In 1850 he married Anne, the eldest daughter of Col Edwards of Iscoed in Denbighshire.

(Picture: Anne McIvor Memorial Tablet).
Later he asked Clements Markham to bring him the cinchona plant from South America. He had some difficulty initially propagating the plant and having it flourish in the conditions prevalent at Ootacamund. However, MacIvor discovered that removing strips of bark and allowing the plant to heal by covering them in moss improved their sustainability.
Following this success, he was appointed as the Superintendent of an extensive new Cinchona plantation by the Indian colonial government. McIvor was probably the first person to treat the quinine plant in such a way as to extract from it the greatest quantity of its invaluable properties with the least possible harm to the plant itself.

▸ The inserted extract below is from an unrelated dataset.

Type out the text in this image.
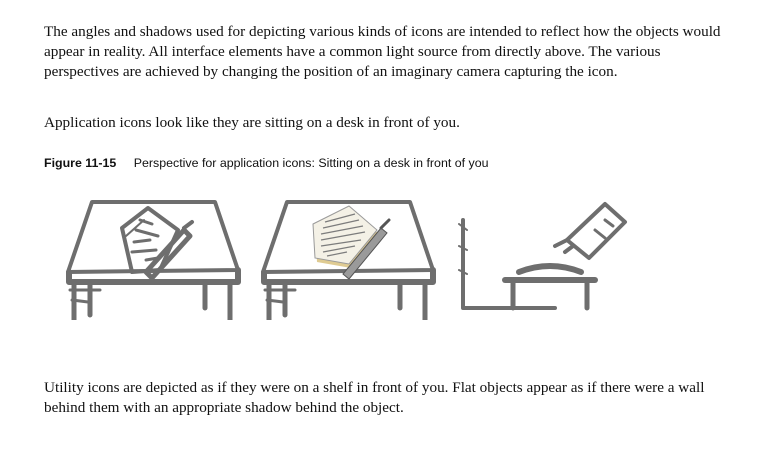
The angles and shadows used for depicting various kinds of icons are intended to reflect how the objects would appear in reality. All interface elements have a common light source from directly above. The various perspectives are achieved by changing the position of an imaginary camera capturing the icon.

Application icons look like they are sitting on a desk in front of you.

Figure 11-15 Perspective for application icons: Sitting on a desk in front of you

Utility icons are depicted as if they were on a shelf in front of you. Flat objects appear as if there were a wall behind them with an appropriate shadow behind the object.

His success led him to amass a considerable fortune and it is said he never ceased to donate a liberal amount to the deserving poor of his native parish. William died on the eighth of June 1876 and was buried nearby at St Stephen’s church cemetery. His ornate tomb is carved out of fine marble and features prominently a relief carving of the cinchona plant. It was erected, it says on the memorial by his “little wife” and engraved on the front is the biblical text. “I shall go to him, but he shall not return to me”. His spouse, Anne passed away in India in 1903 and a memorial tablet was commissioned to the memory of William’s “little wife”.

(Picture: William Graham McIvor- Tomb Chest).
Evidently there are now over three million people who visit the breathtakingly beautiful Ootacamund gardens every year. McIvor is credited with introducing Horticulture and Botany to the Nilgiris and every year his exemplary contribution to India is remembered and wreaths are placed at his tomb. The Garden Administrators hope to install a plaque in William McIvor’s memory at the entrance to what was his life’s main work shortly.
It is not surprising that the cinchona plant was propagated widely as quinine, a bitter compound, could be extracted from the bark of the tree. Quinine was mainly developed as a medicine to treat malaria. However, it is also used as a flavour component in tonic water, bitter lemon, and some alcoholic drinks.
McIvor’s main contribution to Scotland though is undoubtedly “due to the fact” that quinine is one of the secret ingredients said to flavour the country's “other national drink”. The flavoursome “Irn Bru”, it is said, is made “from girders” due to the carbonated tonic's burnt orange colour.